One was to more closely mimic what normal workers do. So they slept the 8 hours before their shift (afternoon to evening). This allowed them to be up during the day with their children and they said on days they were off they would "stay up later" and it allowed them to sleep through the night. They compared it to going to the bar on a Friday night and sleeping 3/4 am - 12 pm when you normally go to bed to 10 pm - 6 am during the week.

Except they slept 2 pm - 10 pm during the week and then their "Friday night" was them sleeping 8 pm - 4 am which was closer to what their spouse/family slept and they weren't staying awake all night in a dark and quiet house on their off nights.

The other sleep schedule was to do 2 blocks of sleep with an awake time in the middle. Some did a 4-4 split ( 8 am to noon then back to bed after an early dinner for a 6 pm - 10pm) or a 2 hour and 5 hour block that worked well for their family.

Both of those seemed to prioritize being awake during the brighter part of the day and spending time with children and spouses when everyone was more awake and not winding down in the evenings. Those with only school aged or older children and spouses who worked traditional shifts seemed to like sleeping during the day so everyone was awake/home in the evening together.

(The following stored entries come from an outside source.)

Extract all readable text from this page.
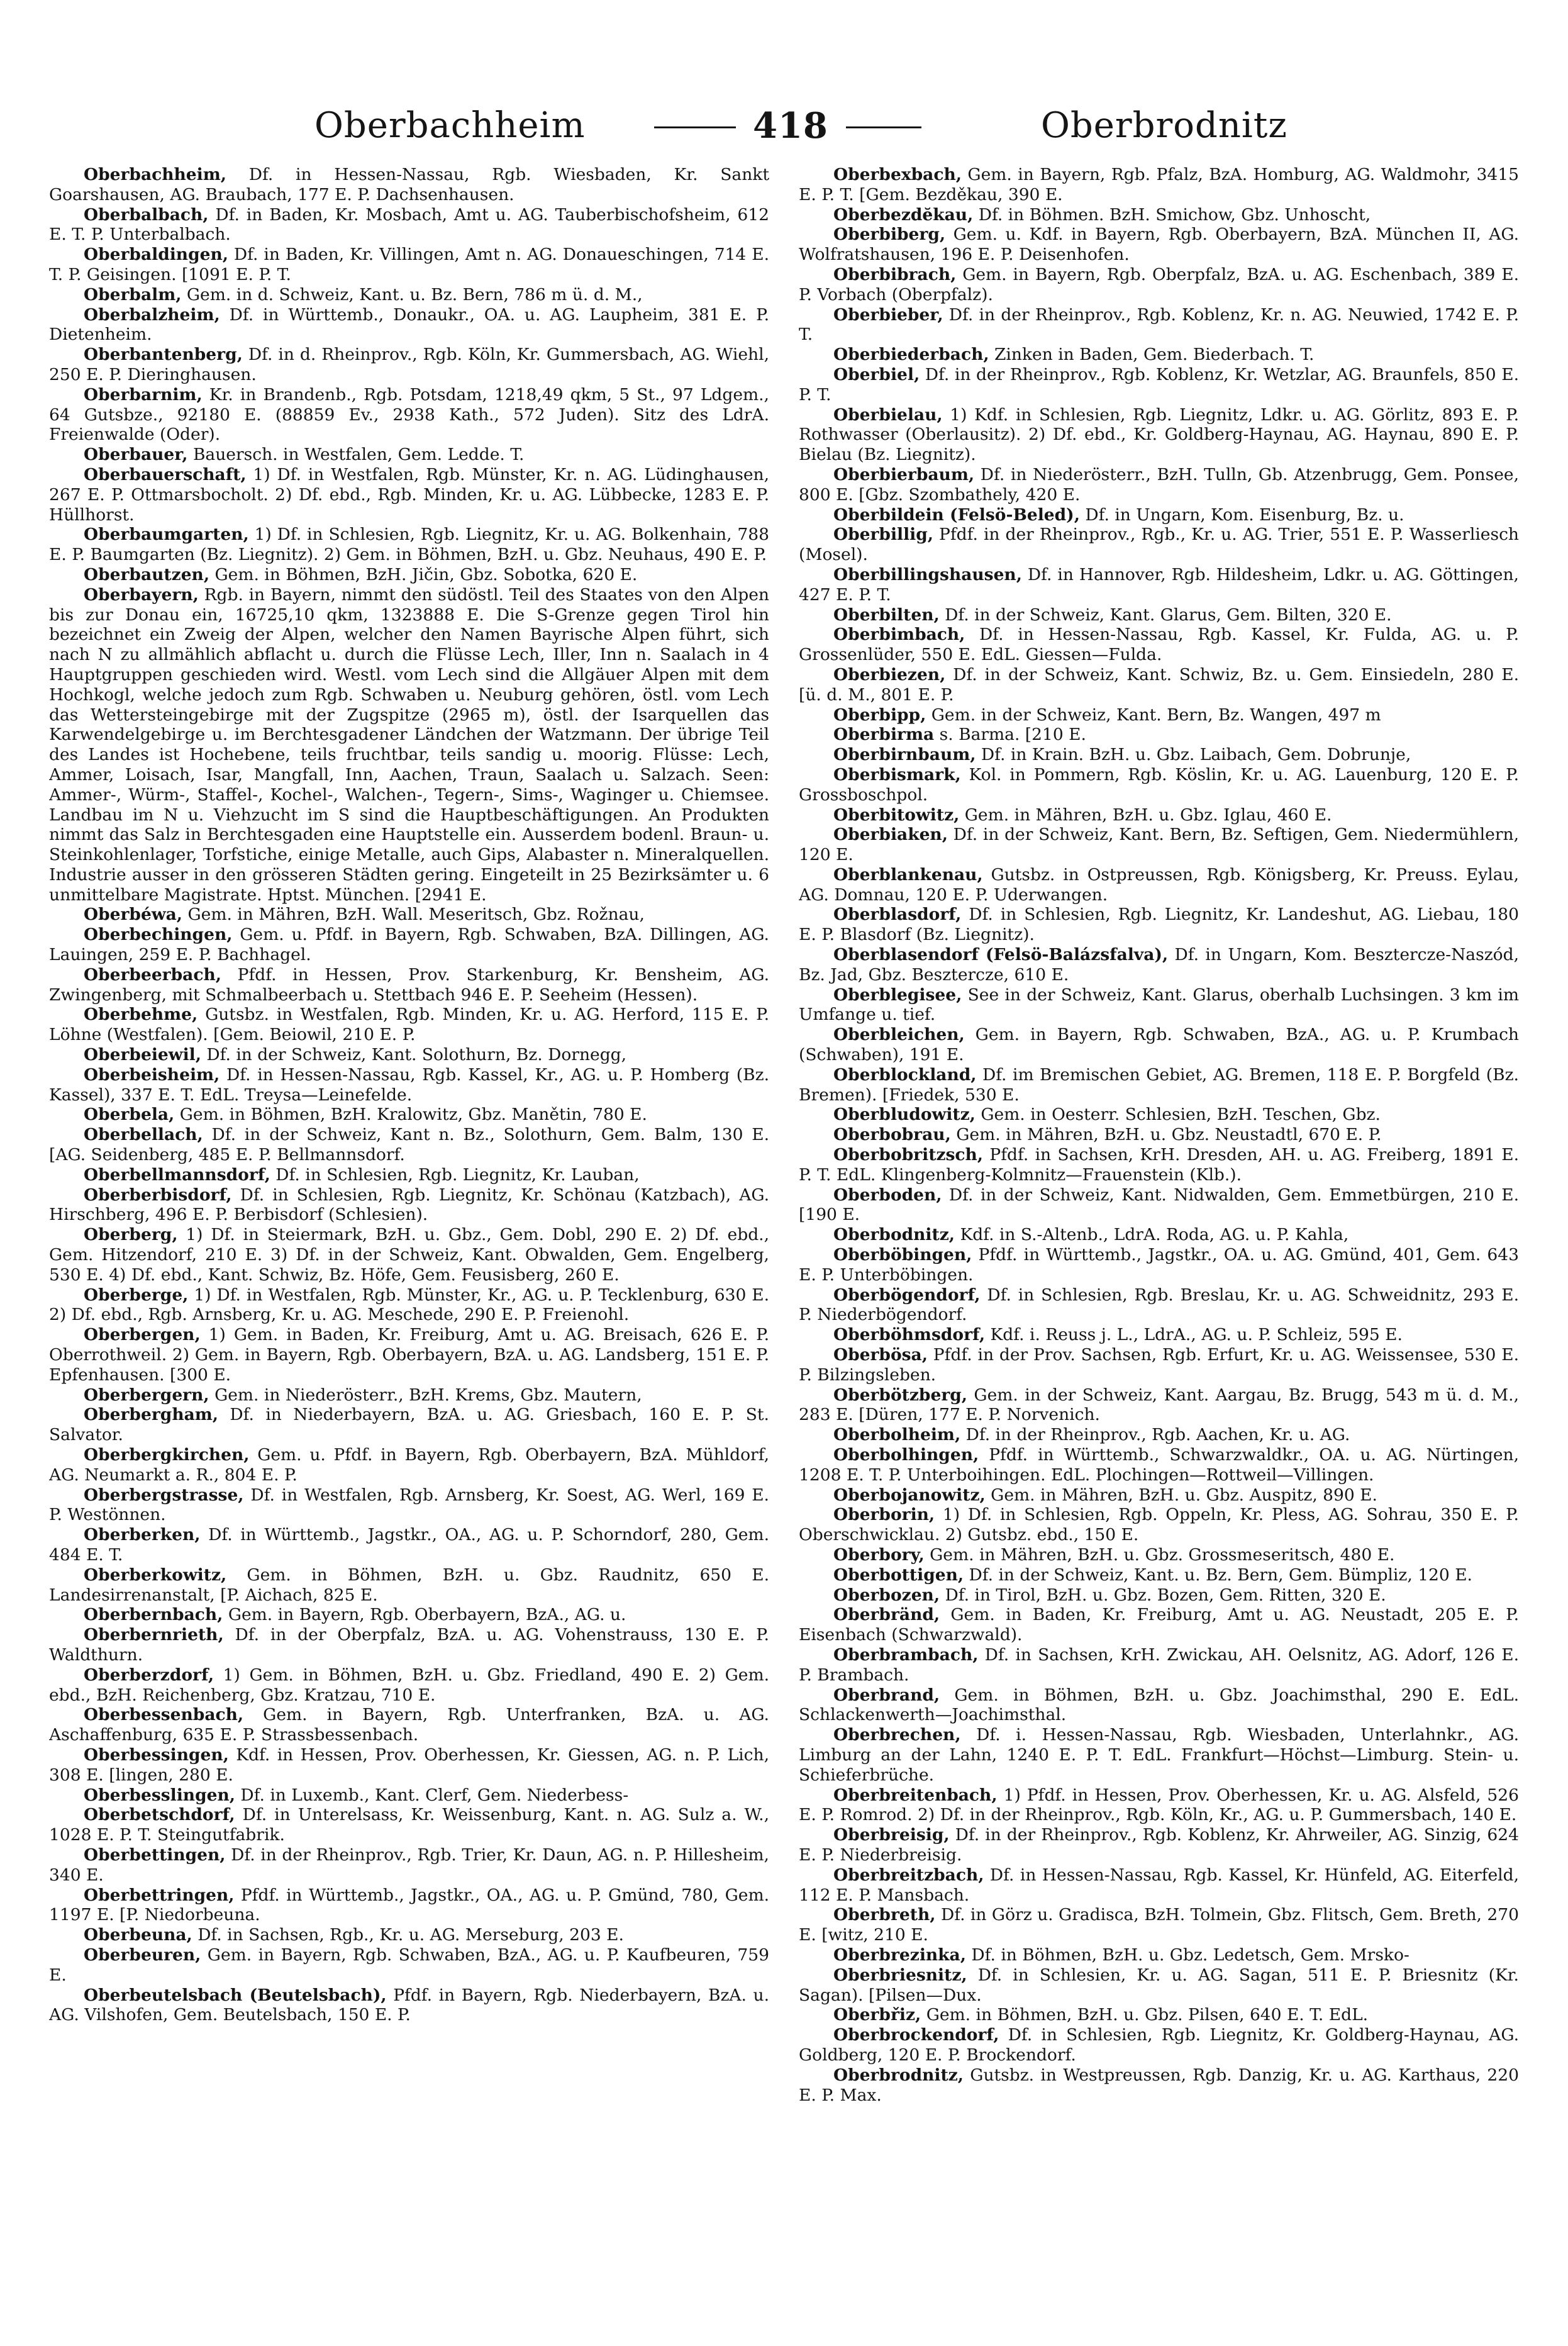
Oberbachheim	418	Oberbrodnitz

Oberbachheim, Df. in Hessen-Nassau, Rgb. Wiesbaden, Kr. Sankt Goarshausen, AG. Braubach, 177 E. P. Dachsenhausen.

Oberbalbach, Df. in Baden, Kr. Mosbach, Amt u. AG. Tauberbischofsheim, 612 E. T. P. Unterbalbach.

Oberbaldingen, Df. in Baden, Kr. Villingen, Amt n. AG. Donaueschingen, 714 E. T. P. Geisingen. [1091 E. P. T.

Oberbalm, Gem. in d. Schweiz, Kant. u. Bz. Bern, 786 m ü. d. M.,

Oberbalzheim, Df. in Württemb., Donaukr., OA. u. AG. Laupheim, 381 E. P. Dietenheim.

Oberbantenberg, Df. in d. Rheinprov., Rgb. Köln, Kr. Gummersbach, AG. Wiehl, 250 E. P. Dieringhausen.

Oberbarnim, Kr. in Brandenb., Rgb. Potsdam, 1218,49 qkm, 5 St., 97 Ldgem., 64 Gutsbze., 92180 E. (88859 Ev., 2938 Kath., 572 Juden). Sitz des LdrA. Freienwalde (Oder).

Oberbauer, Bauersch. in Westfalen, Gem. Ledde. T.

Oberbauerschaft, 1) Df. in Westfalen, Rgb. Münster, Kr. n. AG. Lüdinghausen, 267 E. P. Ottmarsbocholt. 2) Df. ebd., Rgb. Minden, Kr. u. AG. Lübbecke, 1283 E. P. Hüllhorst.

Oberbaumgarten, 1) Df. in Schlesien, Rgb. Liegnitz, Kr. u. AG. Bolkenhain, 788 E. P. Baumgarten (Bz. Liegnitz). 2) Gem. in Böhmen, BzH. u. Gbz. Neuhaus, 490 E. P.

Oberbautzen, Gem. in Böhmen, BzH. Jičin, Gbz. Sobotka, 620 E.

Oberbayern, Rgb. in Bayern, nimmt den südöstl. Teil des Staates von den Alpen bis zur Donau ein, 16725,10 qkm, 1323888 E. Die S-Grenze gegen Tirol hin bezeichnet ein Zweig der Alpen, welcher den Namen Bayrische Alpen führt, sich nach N zu allmählich abflacht u. durch die Flüsse Lech, Iller, Inn n. Saalach in 4 Hauptgruppen geschieden wird. Westl. vom Lech sind die Allgäuer Alpen mit dem Hochkogl, welche jedoch zum Rgb. Schwaben u. Neuburg gehören, östl. vom Lech das Wettersteingebirge mit der Zugspitze (2965 m), östl. der Isarquellen das Karwendelgebirge u. im Berchtesgadener Ländchen der Watzmann. Der übrige Teil des Landes ist Hochebene, teils fruchtbar, teils sandig u. moorig. Flüsse: Lech, Ammer, Loisach, Isar, Mangfall, Inn, Aachen, Traun, Saalach u. Salzach. Seen: Ammer-, Würm-, Staffel-, Kochel-, Walchen-, Tegern-, Sims-, Waginger u. Chiemsee. Landbau im N u. Viehzucht im S sind die Hauptbeschäftigungen. An Produkten nimmt das Salz in Berchtesgaden eine Hauptstelle ein. Ausserdem bodenl. Braun- u. Steinkohlenlager, Torfstiche, einige Metalle, auch Gips, Alabaster n. Mineralquellen. Industrie ausser in den grösseren Städten gering. Eingeteilt in 25 Bezirksämter u. 6 unmittelbare Magistrate. Hptst. München. [2941 E.

Oberbéwa, Gem. in Mähren, BzH. Wall. Meseritsch, Gbz. Rožnau,

Oberbechingen, Gem. u. Pfdf. in Bayern, Rgb. Schwaben, BzA. Dillingen, AG. Lauingen, 259 E. P. Bachhagel.

Oberbeerbach, Pfdf. in Hessen, Prov. Starkenburg, Kr. Bensheim, AG. Zwingenberg, mit Schmalbeerbach u. Stettbach 946 E. P. Seeheim (Hessen).

Oberbehme, Gutsbz. in Westfalen, Rgb. Minden, Kr. u. AG. Herford, 115 E. P. Löhne (Westfalen). [Gem. Beiowil, 210 E. P.

Oberbeiewil, Df. in der Schweiz, Kant. Solothurn, Bz. Dornegg,

Oberbeisheim, Df. in Hessen-Nassau, Rgb. Kassel, Kr., AG. u. P. Homberg (Bz. Kassel), 337 E. T. EdL. Treysa—Leinefelde.

Oberbela, Gem. in Böhmen, BzH. Kralowitz, Gbz. Manětin, 780 E.

Oberbellach, Df. in der Schweiz, Kant n. Bz., Solothurn, Gem. Balm, 130 E. [AG. Seidenberg, 485 E. P. Bellmannsdorf.

Oberbellmannsdorf, Df. in Schlesien, Rgb. Liegnitz, Kr. Lauban,

Oberberbisdorf, Df. in Schlesien, Rgb. Liegnitz, Kr. Schönau (Katzbach), AG. Hirschberg, 496 E. P. Berbisdorf (Schlesien).

Oberberg, 1) Df. in Steiermark, BzH. u. Gbz., Gem. Dobl, 290 E. 2) Df. ebd., Gem. Hitzendorf, 210 E. 3) Df. in der Schweiz, Kant. Obwalden, Gem. Engelberg, 530 E. 4) Df. ebd., Kant. Schwiz, Bz. Höfe, Gem. Feusisberg, 260 E.

Oberberge, 1) Df. in Westfalen, Rgb. Münster, Kr., AG. u. P. Tecklenburg, 630 E. 2) Df. ebd., Rgb. Arnsberg, Kr. u. AG. Meschede, 290 E. P. Freienohl.

Oberbergen, 1) Gem. in Baden, Kr. Freiburg, Amt u. AG. Breisach, 626 E. P. Oberrothweil. 2) Gem. in Bayern, Rgb. Oberbayern, BzA. u. AG. Landsberg, 151 E. P. Epfenhausen. [300 E.

Oberbergern, Gem. in Niederösterr., BzH. Krems, Gbz. Mautern,

Oberbergham, Df. in Niederbayern, BzA. u. AG. Griesbach, 160 E. P. St. Salvator.

Oberbergkirchen, Gem. u. Pfdf. in Bayern, Rgb. Oberbayern, BzA. Mühldorf, AG. Neumarkt a. R., 804 E. P.

Oberbergstrasse, Df. in Westfalen, Rgb. Arnsberg, Kr. Soest, AG. Werl, 169 E. P. Westönnen.

Oberberken, Df. in Württemb., Jagstkr., OA., AG. u. P. Schorndorf, 280, Gem. 484 E. T.

Oberberkowitz, Gem. in Böhmen, BzH. u. Gbz. Raudnitz, 650 E. Landesirrenanstalt, [P. Aichach, 825 E.

Oberbernbach, Gem. in Bayern, Rgb. Oberbayern, BzA., AG. u.

Oberbernrieth, Df. in der Oberpfalz, BzA. u. AG. Vohenstrauss, 130 E. P. Waldthurn.

Oberberzdorf, 1) Gem. in Böhmen, BzH. u. Gbz. Friedland, 490 E. 2) Gem. ebd., BzH. Reichenberg, Gbz. Kratzau, 710 E.

Oberbessenbach, Gem. in Bayern, Rgb. Unterfranken, BzA. u. AG. Aschaffenburg, 635 E. P. Strassbessenbach.

Oberbessingen, Kdf. in Hessen, Prov. Oberhessen, Kr. Giessen, AG. n. P. Lich, 308 E. [lingen, 280 E.

Oberbesslingen, Df. in Luxemb., Kant. Clerf, Gem. Niederbess-

Oberbetschdorf, Df. in Unterelsass, Kr. Weissenburg, Kant. n. AG. Sulz a. W., 1028 E. P. T. Steingutfabrik.

Oberbettingen, Df. in der Rheinprov., Rgb. Trier, Kr. Daun, AG. n. P. Hillesheim, 340 E.

Oberbettringen, Pfdf. in Württemb., Jagstkr., OA., AG. u. P. Gmünd, 780, Gem. 1197 E. [P. Niedorbeuna.

Oberbeuna, Df. in Sachsen, Rgb., Kr. u. AG. Merseburg, 203 E.

Oberbeuren, Gem. in Bayern, Rgb. Schwaben, BzA., AG. u. P. Kaufbeuren, 759 E.

Oberbeutelsbach (Beutelsbach), Pfdf. in Bayern, Rgb. Niederbayern, BzA. u. AG. Vilshofen, Gem. Beutelsbach, 150 E. P.

Oberbexbach, Gem. in Bayern, Rgb. Pfalz, BzA. Homburg, AG. Waldmohr, 3415 E. P. T. [Gem. Bezděkau, 390 E.

Oberbezdĕkau, Df. in Böhmen. BzH. Smichow, Gbz. Unhoscht,

Oberbiberg, Gem. u. Kdf. in Bayern, Rgb. Oberbayern, BzA. München II, AG. Wolfratshausen, 196 E. P. Deisenhofen.

Oberbibrach, Gem. in Bayern, Rgb. Oberpfalz, BzA. u. AG. Eschenbach, 389 E. P. Vorbach (Oberpfalz).

Oberbieber, Df. in der Rheinprov., Rgb. Koblenz, Kr. n. AG. Neuwied, 1742 E. P. T.

Oberbiederbach, Zinken in Baden, Gem. Biederbach. T.

Oberbiel, Df. in der Rheinprov., Rgb. Koblenz, Kr. Wetzlar, AG. Braunfels, 850 E. P. T.

Oberbielau, 1) Kdf. in Schlesien, Rgb. Liegnitz, Ldkr. u. AG. Görlitz, 893 E. P. Rothwasser (Oberlausitz). 2) Df. ebd., Kr. Goldberg-Haynau, AG. Haynau, 890 E. P. Bielau (Bz. Liegnitz).

Oberbierbaum, Df. in Niederösterr., BzH. Tulln, Gb. Atzenbrugg, Gem. Ponsee, 800 E. [Gbz. Szombathely, 420 E.

Oberbildein (Felsö-Beled), Df. in Ungarn, Kom. Eisenburg, Bz. u.

Oberbillig, Pfdf. in der Rheinprov., Rgb., Kr. u. AG. Trier, 551 E. P. Wasserliesch (Mosel).

Oberbillingshausen, Df. in Hannover, Rgb. Hildesheim, Ldkr. u. AG. Göttingen, 427 E. P. T.

Oberbilten, Df. in der Schweiz, Kant. Glarus, Gem. Bilten, 320 E.

Oberbimbach, Df. in Hessen-Nassau, Rgb. Kassel, Kr. Fulda, AG. u. P. Grossenlüder, 550 E. EdL. Giessen—Fulda.

Oberbiezen, Df. in der Schweiz, Kant. Schwiz, Bz. u. Gem. Einsiedeln, 280 E. [ü. d. M., 801 E. P.

Oberbipp, Gem. in der Schweiz, Kant. Bern, Bz. Wangen, 497 m

Oberbirma s. Barma. [210 E.

Oberbirnbaum, Df. in Krain. BzH. u. Gbz. Laibach, Gem. Dobrunje,

Oberbismark, Kol. in Pommern, Rgb. Köslin, Kr. u. AG. Lauenburg, 120 E. P. Grossboschpol.

Oberbitowitz, Gem. in Mähren, BzH. u. Gbz. Iglau, 460 E.

Oberbiaken, Df. in der Schweiz, Kant. Bern, Bz. Seftigen, Gem. Niedermühlern, 120 E.

Oberblankenau, Gutsbz. in Ostpreussen, Rgb. Königsberg, Kr. Preuss. Eylau, AG. Domnau, 120 E. P. Uderwangen.

Oberblasdorf, Df. in Schlesien, Rgb. Liegnitz, Kr. Landeshut, AG. Liebau, 180 E. P. Blasdorf (Bz. Liegnitz).

Oberblasendorf (Felsö-Balázsfalva), Df. in Ungarn, Kom. Besztercze-Naszód, Bz. Jad, Gbz. Besztercze, 610 E.

Oberblegisee, See in der Schweiz, Kant. Glarus, oberhalb Luchsingen. 3 km im Umfange u. tief.

Oberbleichen, Gem. in Bayern, Rgb. Schwaben, BzA., AG. u. P. Krumbach (Schwaben), 191 E.

Oberblockland, Df. im Bremischen Gebiet, AG. Bremen, 118 E. P. Borgfeld (Bz. Bremen). [Friedek, 530 E.

Oberbludowitz, Gem. in Oesterr. Schlesien, BzH. Teschen, Gbz.

Oberbobrau, Gem. in Mähren, BzH. u. Gbz. Neustadtl, 670 E. P.

Oberbobritzsch, Pfdf. in Sachsen, KrH. Dresden, AH. u. AG. Freiberg, 1891 E. P. T. EdL. Klingenberg-Kolmnitz—Frauenstein (Klb.).

Oberboden, Df. in der Schweiz, Kant. Nidwalden, Gem. Emmetbürgen, 210 E. [190 E.

Oberbodnitz, Kdf. in S.-Altenb., LdrA. Roda, AG. u. P. Kahla,

Oberböbingen, Pfdf. in Württemb., Jagstkr., OA. u. AG. Gmünd, 401, Gem. 643 E. P. Unterböbingen.

Oberbögendorf, Df. in Schlesien, Rgb. Breslau, Kr. u. AG. Schweidnitz, 293 E. P. Niederbögendorf.

Oberböhmsdorf, Kdf. i. Reuss j. L., LdrA., AG. u. P. Schleiz, 595 E.

Oberbösa, Pfdf. in der Prov. Sachsen, Rgb. Erfurt, Kr. u. AG. Weissensee, 530 E. P. Bilzingsleben.

Oberbötzberg, Gem. in der Schweiz, Kant. Aargau, Bz. Brugg, 543 m ü. d. M., 283 E. [Düren, 177 E. P. Norvenich.

Oberbolheim, Df. in der Rheinprov., Rgb. Aachen, Kr. u. AG.

Oberbolhingen, Pfdf. in Württemb., Schwarzwaldkr., OA. u. AG. Nürtingen, 1208 E. T. P. Unterboihingen. EdL. Plochingen—Rottweil—Villingen.

Oberbojanowitz, Gem. in Mähren, BzH. u. Gbz. Auspitz, 890 E.

Oberborin, 1) Df. in Schlesien, Rgb. Oppeln, Kr. Pless, AG. Sohrau, 350 E. P. Oberschwicklau. 2) Gutsbz. ebd., 150 E.

Oberbory, Gem. in Mähren, BzH. u. Gbz. Grossmeseritsch, 480 E.

Oberbottigen, Df. in der Schweiz, Kant. u. Bz. Bern, Gem. Bümpliz, 120 E.

Oberbozen, Df. in Tirol, BzH. u. Gbz. Bozen, Gem. Ritten, 320 E.

Oberbränd, Gem. in Baden, Kr. Freiburg, Amt u. AG. Neustadt, 205 E. P. Eisenbach (Schwarzwald).

Oberbrambach, Df. in Sachsen, KrH. Zwickau, AH. Oelsnitz, AG. Adorf, 126 E. P. Brambach.

Oberbrand, Gem. in Böhmen, BzH. u. Gbz. Joachimsthal, 290 E. EdL. Schlackenwerth—Joachimsthal.

Oberbrechen, Df. i. Hessen-Nassau, Rgb. Wiesbaden, Unterlahnkr., AG. Limburg an der Lahn, 1240 E. P. T. EdL. Frankfurt—Höchst—Limburg. Stein- u. Schieferbrüche.

Oberbreitenbach, 1) Pfdf. in Hessen, Prov. Oberhessen, Kr. u. AG. Alsfeld, 526 E. P. Romrod. 2) Df. in der Rheinprov., Rgb. Köln, Kr., AG. u. P. Gummersbach, 140 E.

Oberbreisig, Df. in der Rheinprov., Rgb. Koblenz, Kr. Ahrweiler, AG. Sinzig, 624 E. P. Niederbreisig.

Oberbreitzbach, Df. in Hessen-Nassau, Rgb. Kassel, Kr. Hünfeld, AG. Eiterfeld, 112 E. P. Mansbach.

Oberbreth, Df. in Görz u. Gradisca, BzH. Tolmein, Gbz. Flitsch, Gem. Breth, 270 E. [witz, 210 E.

Oberbrezinka, Df. in Böhmen, BzH. u. Gbz. Ledetsch, Gem. Mrsko-

Oberbriesnitz, Df. in Schlesien, Kr. u. AG. Sagan, 511 E. P. Briesnitz (Kr. Sagan). [Pilsen—Dux.

Oberbřiz, Gem. in Böhmen, BzH. u. Gbz. Pilsen, 640 E. T. EdL.

Oberbrockendorf, Df. in Schlesien, Rgb. Liegnitz, Kr. Goldberg-Haynau, AG. Goldberg, 120 E. P. Brockendorf.

Oberbrodnitz, Gutsbz. in Westpreussen, Rgb. Danzig, Kr. u. AG. Karthaus, 220 E. P. Max.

All this to say, he is obviously struggling with his current shifts and might need to consider switching it up. He could also talk to his doctor about an anti depressant, or something like Provigal, to combat the known effects of late shift work on the body and mind.

Just some thoughts I had!
 
@gospeltv This was my thought too. My husband worked nights for 3 years and honestly after switching jobs I realized how bad his health (mental and physical) had gotten because of it. I think part of it is never seeing the sun. It's so hard on both of you! I don't have any answer, just lots of sympathy.